Despite not attempting to do the Southern accent that was required for the reading, Johnson brought her guitar to the audition, and was asked to do a little singing.

It was just a day or two later that she was told they were writing a part for her in the film, as long as she sang.

“I went to Knoxville for two days, did some filming, and wrote a couple of songs for them, so I’m glad I wasn’t left on the cutting room floor!”

“Into the Wilderness”, directed by Richard De Witt, has not yet been released.

Johnson’s career has continued to climb steadily, from playing music with her family, all the way to making a movie. She cites Celtic music as a favourite inspiration, and says it’s not difficult to hear the similarities between the Honky-Tonks of Tennessee and the folk bands of Newfoundland.

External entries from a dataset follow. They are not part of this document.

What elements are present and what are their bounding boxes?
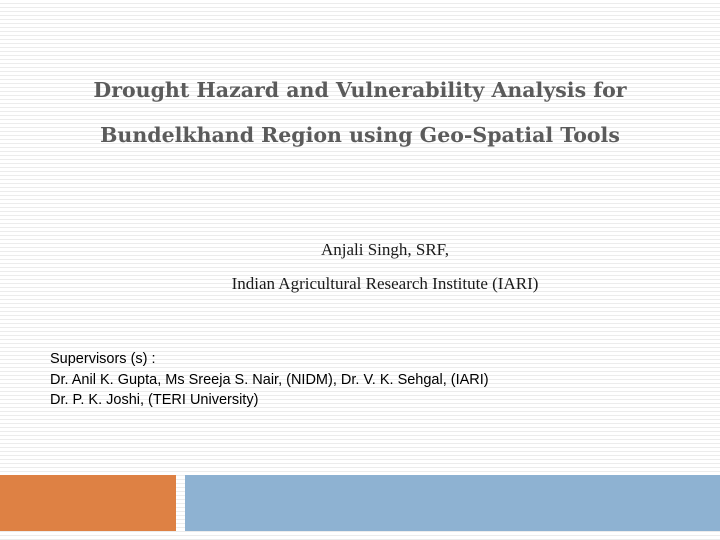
- author-affiliation: Indian Agricultural Research Institute (IARI): [231, 274, 539, 293]
- footer-bar-blue: [185, 475, 720, 531]
- footer-bar-orange: [0, 475, 176, 531]
- author-name: Anjali Singh, SRF,: [320, 240, 450, 259]
- supervisors-block: [50, 349, 690, 411]
- title-line-1: Drought Hazard and Vulnerability Analysis for: [93, 78, 627, 102]
- supervisors-line-1: Dr. Anil K. Gupta, Ms Sreeja S. Nair, (NIDM), Dr. V. K. Sehgal, (IARI): [50, 371, 489, 388]
- slide-title: [40, 68, 680, 158]
- supervisors-line-2: Dr. P. K. Joshi, (TERI University): [50, 392, 259, 408]
- supervisors-heading: Supervisors (s) :: [50, 351, 156, 367]
- title-line-2: Bundelkhand Region using Geo-Spatial Tools: [100, 123, 620, 147]
- author-block: [100, 233, 670, 301]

“The genres of both compliment each other so well, because the root of both of them is storytelling. They use a lot of the same instrumentation.”

Johnson says she has reached heights she never thought possible.

“This was always my dream. You definitely always have those faraway goals that you hope you reach. Ever since coming to Nashville and having that whole experience, I never really write anything off. Any dream I put on my vision board, now I think, thats not too big of a dream.”

Johnson’s current goals are to play the Grand Ole Opry and, “Obviously a record deal would be nice, a publishing deal, all those things.”

She still enjoys her Newfoundland roots. Johnson plans to take part in a Cormier reunion live on Zoom on Wednesday, Jan. 20.

“I’m interested to see how its going to go. I’m excited!”